6 Replies Latest reply on Aug 18, 2008 9:57 PM by mavdzee

    Incrementaly display VBox: limitation in Flex?

    mavdzee Level 1

      I posted this question before without usable answers what makes me thinks that this is one of Flex 3 limitations. I have a VBox and want to add up to 150 charts (maybe even more later) as its children. What happens is that Flash calculates all the charts and then displays them all at ones. This takes about 20 seconds. Therefor I would like to build the VBox incrementally and redraw the VBox after each chart has been added. For the purpose of illustration here some sample code:

      var profileTab:ProfileTab = new ProfileTab();
      for each (var data:XML in allData)
      var chart:ProfileConfigChart = new ProfileConfigChart();
      // Here I would like to force a redraw. Impossible?

      I tried many things among the following:
      * Recursively add each chart in a callback-method in callLater()
      * Dispatch an event when ProfileConfigChart is addedToStage and implement a listener to add the next chart
      * profileTab.invalidateDisplayList() and other invalidateXXX()

      Did I find a limitation in Flex?


        • 1. Re: Incrementaly display VBox: limitation in Flex?
          wyattbiker Level 1
          i guess you are looking for some sort of a DoEvents like in VB. I havent tried it but this thread may be of help

          • 2. Re: Incrementaly display VBox: limitation in Flex?
            mavdzee Level 1
            Thanks for your answer, but I have tried to "pause" CPU calculation to enable Flash to display the VBox by means of adding each chart in an invocation of callLater() and also by adding the next chart after receiving a addedToStage event.
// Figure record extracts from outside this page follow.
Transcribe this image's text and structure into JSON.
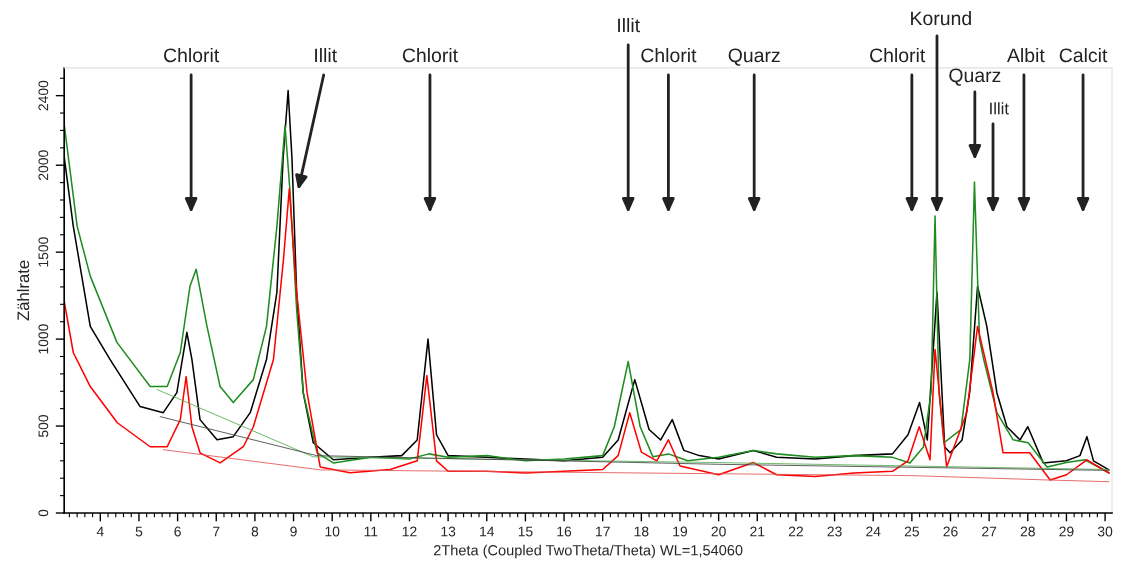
{
  "chart_data": {
    "type": "line",
    "xlabel": "2Theta (Coupled TwoTheta/Theta) WL=1,54060",
    "ylabel": "Zählrate",
    "xlim": [
      3.065,
      30.18
    ],
    "ylim": [
      0,
      2560
    ],
    "xticks": [
      4,
      5,
      6,
      7,
      8,
      9,
      10,
      11,
      12,
      13,
      14,
      15,
      16,
      17,
      18,
      19,
      20,
      21,
      22,
      23,
      24,
      25,
      26,
      27,
      28,
      29,
      30
    ],
    "yticks": [
      0,
      500,
      1000,
      1500,
      2000,
      2400
    ],
    "annotations": [
      "Chlorit",
      "Illit",
      "Chlorit",
      "Illit",
      "Chlorit",
      "Quarz",
      "Chlorit",
      "Korund",
      "Quarz",
      "Illit",
      "Albit",
      "Calcit"
    ],
    "series": [
      {
        "color": "#000000",
        "x": [
          3.07,
          3.3,
          3.74,
          4.25,
          5.03,
          5.63,
          5.98,
          6.24,
          6.37,
          6.58,
          7.02,
          7.44,
          7.88,
          8.3,
          8.57,
          8.73,
          8.86,
          8.96,
          9.08,
          9.25,
          9.51,
          10.03,
          11.0,
          11.8,
          12.2,
          12.48,
          12.7,
          13.0,
          14.0,
          15.0,
          16.0,
          17.0,
          17.4,
          17.83,
          18.2,
          18.5,
          18.8,
          19.1,
          19.5,
          20.0,
          20.9,
          21.5,
          22.5,
          23.5,
          24.5,
          24.9,
          25.2,
          25.4,
          25.65,
          25.85,
          25.99,
          26.3,
          26.5,
          26.7,
          26.94,
          27.2,
          27.46,
          27.8,
          28.0,
          28.4,
          29.0,
          29.35,
          29.53,
          29.7,
          30.1
        ],
        "values": [
          2040,
          1650,
          1073,
          883,
          612,
          577,
          692,
          1039,
          883,
          537,
          421,
          439,
          577,
          883,
          1270,
          2037,
          2430,
          2037,
          1270,
          692,
          404,
          306,
          320,
          330,
          420,
          1000,
          450,
          330,
          320,
          310,
          300,
          320,
          420,
          767,
          480,
          420,
          537,
          360,
          330,
          310,
          360,
          320,
          310,
          330,
          340,
          450,
          635,
          420,
          1270,
          380,
          346,
          420,
          700,
          1304,
          1073,
          692,
          496,
          420,
          496,
          288,
          300,
          330,
          439,
          300,
          248
        ]
      },
      {
        "color": "#1e8c1e",
        "x": [
          3.07,
          3.4,
          3.74,
          4.43,
          5.29,
          5.73,
          6.07,
          6.32,
          6.48,
          6.76,
          7.1,
          7.44,
          7.96,
          8.3,
          8.57,
          8.78,
          8.91,
          9.08,
          9.25,
          9.61,
          10.03,
          11.0,
          12.0,
          12.5,
          13.0,
          14.0,
          15.0,
          16.0,
          17.0,
          17.3,
          17.66,
          17.97,
          18.3,
          18.7,
          19.2,
          20.0,
          20.9,
          21.5,
          22.5,
          23.5,
          24.5,
          24.95,
          25.3,
          25.5,
          25.6,
          25.7,
          25.83,
          26.27,
          26.5,
          26.62,
          26.75,
          26.86,
          27.2,
          27.62,
          28.01,
          28.5,
          29.0,
          29.48,
          30.1
        ],
        "values": [
          2227,
          1650,
          1362,
          981,
          727,
          727,
          923,
          1304,
          1402,
          1073,
          727,
          635,
          767,
          1073,
          1650,
          2227,
          1846,
          1171,
          692,
          346,
          288,
          320,
          310,
          340,
          320,
          330,
          300,
          310,
          330,
          496,
          871,
          496,
          323,
          340,
          300,
          320,
          360,
          340,
          320,
          330,
          320,
          288,
          380,
          700,
          1708,
          700,
          404,
          479,
          883,
          1904,
          1000,
          883,
          577,
          421,
          404,
          265,
          290,
          306,
          231
        ]
      },
      {
        "color": "#ff0000",
        "x": [
          3.07,
          3.3,
          3.74,
          4.44,
          5.29,
          5.73,
          6.07,
          6.22,
          6.37,
          6.58,
          7.1,
          7.7,
          7.96,
          8.48,
          8.74,
          8.89,
          9.08,
          9.35,
          9.69,
          10.46,
          11.5,
          12.2,
          12.45,
          12.7,
          13.0,
          14.0,
          15.0,
          16.0,
          17.0,
          17.4,
          17.7,
          18.0,
          18.4,
          18.7,
          19.0,
          20.0,
          20.9,
          21.5,
          22.5,
          23.5,
          24.5,
          24.9,
          25.19,
          25.47,
          25.6,
          25.9,
          26.42,
          26.7,
          27.1,
          27.36,
          28.05,
          28.58,
          29.0,
          29.53,
          30.1
        ],
        "values": [
          1212,
          923,
          727,
          519,
          381,
          381,
          537,
          785,
          496,
          346,
          288,
          381,
          496,
          883,
          1460,
          1864,
          1270,
          692,
          265,
          231,
          250,
          300,
          790,
          300,
          240,
          240,
          230,
          240,
          250,
          330,
          577,
          350,
          300,
          421,
          270,
          220,
          290,
          220,
          210,
          230,
          240,
          300,
          496,
          306,
          940,
          265,
          577,
          1073,
          692,
          346,
          346,
          190,
          220,
          306,
          230
        ]
      },
      {
        "color": "#4caf4c",
        "x": [
          5.47,
          9.51,
          20.0,
          30.1
        ],
        "values": [
          710,
          323,
          290,
          250
        ]
      },
      {
        "color": "#404040",
        "x": [
          5.55,
          9.6,
          20.0,
          30.1
        ],
        "values": [
          554,
          330,
          280,
          245
        ]
      },
      {
        "color": "#e05050",
        "x": [
          5.63,
          9.69,
          25.0,
          28.5,
          30.1
        ],
        "values": [
          364,
          248,
          215,
          190,
          180
        ]
      }
    ]
  }
}
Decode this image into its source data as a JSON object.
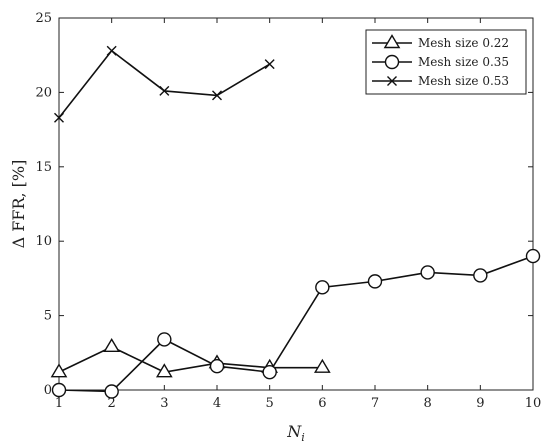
{
  "chart_data": {
    "type": "line",
    "xlabel": "N",
    "xlabel_sub": "i",
    "ylabel": "Δ FFR, [%]",
    "xlim": [
      1,
      10
    ],
    "ylim": [
      0,
      25
    ],
    "xticks": [
      1,
      2,
      3,
      4,
      5,
      6,
      7,
      8,
      9,
      10
    ],
    "yticks": [
      0,
      5,
      10,
      15,
      20,
      25
    ],
    "grid": false,
    "legend_position": "top-right",
    "series": [
      {
        "name": "Mesh size 0.22",
        "marker": "triangle",
        "x": [
          1,
          2,
          3,
          4,
          5,
          6
        ],
        "y": [
          1.2,
          2.9,
          1.2,
          1.8,
          1.5,
          1.5
        ]
      },
      {
        "name": "Mesh size 0.35",
        "marker": "circle",
        "x": [
          1,
          2,
          3,
          4,
          5,
          6,
          7,
          8,
          9,
          10
        ],
        "y": [
          0.0,
          -0.1,
          3.4,
          1.6,
          1.2,
          6.9,
          7.3,
          7.9,
          7.7,
          9.0
        ]
      },
      {
        "name": "Mesh size 0.53",
        "marker": "x",
        "x": [
          1,
          2,
          3,
          4,
          5
        ],
        "y": [
          18.3,
          22.8,
          20.1,
          19.8,
          21.9
        ]
      }
    ]
  }
}
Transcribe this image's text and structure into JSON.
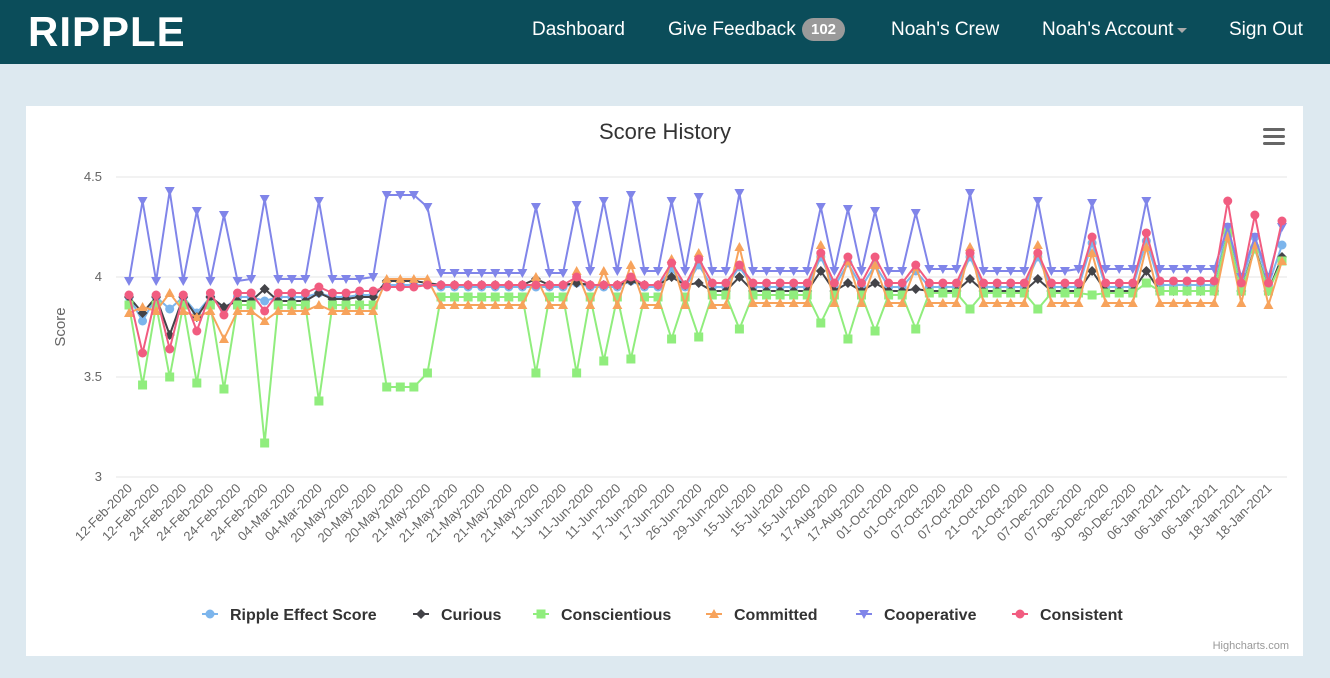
{
  "header": {
    "logo": "RIPPLE",
    "nav": [
      "Dashboard",
      "Give Feedback",
      "Noah's Crew",
      "Noah's Account",
      "Sign Out"
    ],
    "badge": "102"
  },
  "chart_data": {
    "type": "line",
    "title": "Score History",
    "y_label": "Score",
    "credit": "Highcharts.com",
    "ylim": [
      3,
      4.5
    ],
    "yticks": [
      3,
      3.5,
      4,
      4.5
    ],
    "grid": true,
    "categories": [
      "12-Feb-2020",
      null,
      "12-Feb-2020",
      null,
      "24-Feb-2020",
      null,
      "24-Feb-2020",
      null,
      "24-Feb-2020",
      null,
      "24-Feb-2020",
      null,
      "04-Mar-2020",
      null,
      "04-Mar-2020",
      null,
      "20-May-2020",
      null,
      "20-May-2020",
      null,
      "20-May-2020",
      null,
      "21-May-2020",
      null,
      "21-May-2020",
      null,
      "21-May-2020",
      null,
      "21-May-2020",
      null,
      "21-May-2020",
      null,
      "11-Jun-2020",
      null,
      "11-Jun-2020",
      null,
      "11-Jun-2020",
      null,
      "17-Jun-2020",
      null,
      "17-Jun-2020",
      null,
      "26-Jun-2020",
      null,
      "29-Jun-2020",
      null,
      "15-Jul-2020",
      null,
      "15-Jul-2020",
      null,
      "15-Jul-2020",
      null,
      "17-Aug-2020",
      null,
      "17-Aug-2020",
      null,
      "01-Oct-2020",
      null,
      "01-Oct-2020",
      null,
      "07-Oct-2020",
      null,
      "07-Oct-2020",
      null,
      "21-Oct-2020",
      null,
      "21-Oct-2020",
      null,
      "07-Dec-2020",
      null,
      "07-Dec-2020",
      null,
      "30-Dec-2020",
      null,
      "30-Dec-2020",
      null,
      "06-Jan-2021",
      null,
      "06-Jan-2021",
      null,
      "06-Jan-2021",
      null,
      "18-Jan-2021",
      null,
      "18-Jan-2021",
      null
    ],
    "series": [
      {
        "name": "Ripple Effect Score",
        "color": "#7cb5ec",
        "marker": "circle",
        "values": [
          3.9,
          3.78,
          3.9,
          3.84,
          3.9,
          3.82,
          3.9,
          3.84,
          3.9,
          3.9,
          3.88,
          3.9,
          3.9,
          3.9,
          3.92,
          3.9,
          3.9,
          3.91,
          3.91,
          3.96,
          3.96,
          3.96,
          3.96,
          3.95,
          3.95,
          3.95,
          3.95,
          3.95,
          3.95,
          3.95,
          3.95,
          3.95,
          3.95,
          3.97,
          3.95,
          3.95,
          3.95,
          3.98,
          3.95,
          3.95,
          4.04,
          3.95,
          4.06,
          3.95,
          3.95,
          4.05,
          3.95,
          3.95,
          3.95,
          3.95,
          3.95,
          4.1,
          3.95,
          4.07,
          3.95,
          4.06,
          3.95,
          3.95,
          4.03,
          3.95,
          3.95,
          3.95,
          4.1,
          3.95,
          3.95,
          3.95,
          3.95,
          4.1,
          3.95,
          3.95,
          3.95,
          4.17,
          3.95,
          3.95,
          3.95,
          4.18,
          3.96,
          3.96,
          3.96,
          3.96,
          3.96,
          4.25,
          3.96,
          4.2,
          3.96,
          4.16
        ]
      },
      {
        "name": "Curious",
        "color": "#434348",
        "marker": "diamond",
        "values": [
          3.9,
          3.82,
          3.9,
          3.71,
          3.9,
          3.8,
          3.9,
          3.85,
          3.88,
          3.88,
          3.94,
          3.88,
          3.88,
          3.88,
          3.92,
          3.89,
          3.89,
          3.9,
          3.9,
          3.98,
          3.98,
          3.98,
          3.97,
          3.96,
          3.96,
          3.96,
          3.96,
          3.96,
          3.96,
          3.96,
          3.99,
          3.96,
          3.96,
          3.97,
          3.96,
          3.96,
          3.96,
          3.98,
          3.96,
          3.96,
          4.0,
          3.96,
          3.97,
          3.93,
          3.93,
          4.0,
          3.93,
          3.93,
          3.93,
          3.93,
          3.93,
          4.03,
          3.93,
          3.97,
          3.93,
          3.97,
          3.93,
          3.93,
          3.94,
          3.93,
          3.93,
          3.93,
          3.99,
          3.93,
          3.93,
          3.93,
          3.93,
          3.99,
          3.93,
          3.93,
          3.93,
          4.03,
          3.93,
          3.93,
          3.93,
          4.03,
          3.93,
          3.93,
          3.93,
          3.93,
          3.93,
          4.22,
          3.93,
          4.15,
          3.93,
          4.1
        ]
      },
      {
        "name": "Conscientious",
        "color": "#90ed7d",
        "marker": "square",
        "values": [
          3.86,
          3.46,
          3.86,
          3.5,
          3.86,
          3.47,
          3.86,
          3.44,
          3.86,
          3.86,
          3.17,
          3.86,
          3.86,
          3.86,
          3.38,
          3.86,
          3.86,
          3.86,
          3.86,
          3.45,
          3.45,
          3.45,
          3.52,
          3.9,
          3.9,
          3.9,
          3.9,
          3.9,
          3.9,
          3.9,
          3.52,
          3.9,
          3.9,
          3.52,
          3.9,
          3.58,
          3.9,
          3.59,
          3.9,
          3.9,
          3.69,
          3.9,
          3.7,
          3.91,
          3.91,
          3.74,
          3.91,
          3.91,
          3.91,
          3.91,
          3.91,
          3.77,
          3.91,
          3.69,
          3.91,
          3.73,
          3.91,
          3.91,
          3.74,
          3.92,
          3.92,
          3.92,
          3.84,
          3.92,
          3.92,
          3.92,
          3.92,
          3.84,
          3.92,
          3.92,
          3.92,
          3.91,
          3.92,
          3.92,
          3.92,
          3.97,
          3.93,
          3.93,
          3.93,
          3.93,
          3.93,
          4.22,
          3.93,
          4.14,
          3.93,
          4.08
        ]
      },
      {
        "name": "Committed",
        "color": "#f7a35c",
        "marker": "triangle",
        "values": [
          3.82,
          3.85,
          3.83,
          3.92,
          3.83,
          3.8,
          3.83,
          3.69,
          3.83,
          3.83,
          3.78,
          3.83,
          3.83,
          3.83,
          3.86,
          3.83,
          3.83,
          3.83,
          3.83,
          3.99,
          3.99,
          3.99,
          3.99,
          3.86,
          3.86,
          3.86,
          3.86,
          3.86,
          3.86,
          3.86,
          4.0,
          3.86,
          3.86,
          4.03,
          3.86,
          4.03,
          3.86,
          4.06,
          3.86,
          3.86,
          4.09,
          3.86,
          4.12,
          3.86,
          3.86,
          4.15,
          3.87,
          3.87,
          3.87,
          3.87,
          3.87,
          4.16,
          3.87,
          4.08,
          3.87,
          4.06,
          3.87,
          3.87,
          4.05,
          3.87,
          3.87,
          3.87,
          4.15,
          3.87,
          3.87,
          3.87,
          3.87,
          4.16,
          3.87,
          3.87,
          3.87,
          4.12,
          3.87,
          3.87,
          3.87,
          4.15,
          3.87,
          3.87,
          3.87,
          3.87,
          3.87,
          4.2,
          3.87,
          4.16,
          3.86,
          4.08
        ]
      },
      {
        "name": "Cooperative",
        "color": "#8085e9",
        "marker": "triangle-down",
        "values": [
          3.98,
          4.38,
          3.98,
          4.43,
          3.98,
          4.33,
          3.98,
          4.31,
          3.98,
          3.99,
          4.39,
          3.99,
          3.99,
          3.99,
          4.38,
          3.99,
          3.99,
          3.99,
          4.0,
          4.41,
          4.41,
          4.41,
          4.35,
          4.02,
          4.02,
          4.02,
          4.02,
          4.02,
          4.02,
          4.02,
          4.35,
          4.02,
          4.02,
          4.36,
          4.03,
          4.38,
          4.03,
          4.41,
          4.03,
          4.03,
          4.38,
          4.03,
          4.4,
          4.03,
          4.03,
          4.42,
          4.03,
          4.03,
          4.03,
          4.03,
          4.03,
          4.35,
          4.03,
          4.34,
          4.03,
          4.33,
          4.03,
          4.03,
          4.32,
          4.04,
          4.04,
          4.04,
          4.42,
          4.03,
          4.03,
          4.03,
          4.03,
          4.38,
          4.03,
          4.03,
          4.04,
          4.37,
          4.04,
          4.04,
          4.04,
          4.38,
          4.04,
          4.04,
          4.04,
          4.04,
          4.04,
          4.25,
          4.0,
          4.2,
          4.0,
          4.25
        ]
      },
      {
        "name": "Consistent",
        "color": "#f15c80",
        "marker": "circle",
        "values": [
          3.91,
          3.62,
          3.91,
          3.64,
          3.91,
          3.73,
          3.92,
          3.81,
          3.92,
          3.92,
          3.83,
          3.92,
          3.92,
          3.92,
          3.95,
          3.92,
          3.92,
          3.93,
          3.93,
          3.95,
          3.95,
          3.95,
          3.96,
          3.96,
          3.96,
          3.96,
          3.96,
          3.96,
          3.96,
          3.96,
          3.96,
          3.96,
          3.96,
          4.0,
          3.96,
          3.96,
          3.96,
          4.0,
          3.96,
          3.96,
          4.07,
          3.96,
          4.09,
          3.97,
          3.97,
          4.06,
          3.97,
          3.97,
          3.97,
          3.97,
          3.97,
          4.12,
          3.97,
          4.1,
          3.97,
          4.1,
          3.97,
          3.97,
          4.06,
          3.97,
          3.97,
          3.97,
          4.12,
          3.97,
          3.97,
          3.97,
          3.97,
          4.12,
          3.97,
          3.97,
          3.97,
          4.2,
          3.97,
          3.97,
          3.97,
          4.22,
          3.98,
          3.98,
          3.98,
          3.98,
          3.98,
          4.38,
          3.97,
          4.31,
          3.97,
          4.28
        ]
      }
    ]
  }
}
None of this helps. Any comments from the Adobe-guys would help, instead of the "silent-treatment".
            • 3. Re: Incrementaly display VBox: limitation in Flex?
              g-s-b Level 1
              I do similar things.
              The for loop is not it : you need a 'timed' loop, like onEnterFrame or a simple timer.

              What I do is add 4-5 graphs and set up a loop based on the frame update to add one for each of the next n frames. In that loop, you can use invalidate (prob not needed in your scheme) to insure that the VBox is updated:

              • 4. Re: Incrementaly display VBox: limitation in Flex?
                ntsiii Level 3
                One way is to have an "iterator" function that actually draws the chart.

                Have an instance variable that holds the current iteration index. (also will need an end index) In your chart iterator, use the iterator index to find the data in the XMLList, then draw the chart. Have it call a second function, using callLater(), which checks the iteration against the end index and conditionally calls the chart iterator function.

                • 5. Re: Incrementaly display VBox: limitation in Flex?
                  mavdzee Level 1
                  The callLater() approach does not work, as I said before.

                  The Timer-approach does work. It seems like a workable solution, the only problem is to estimate the Timer-interval. If the Timer-interval is smaller than it takes to calculate the chart, Flash is not given the time to update the screen and it does does work. In my case it is difficult to estimate the calculation-time, since it depends on the size of the XML passed into the chart.

                  Therefor a cleaner approach would be to add the next chart as the previous chart is is actually DRAWN on the screen. I though I could use the event addedToStage for the chart, but this event seems to be triggered when it is added to the display list only. Is there a similar event that is triggered after a component is actually DRAWN on the screen?

                  Thanks for your workaround!

                  • 6. Re: Incrementaly display VBox: limitation in Flex?
                    mavdzee Level 1
                    Okay, I found the event "updateComplete" which it triggered after it is completely drawn on the screen. That's what I needed!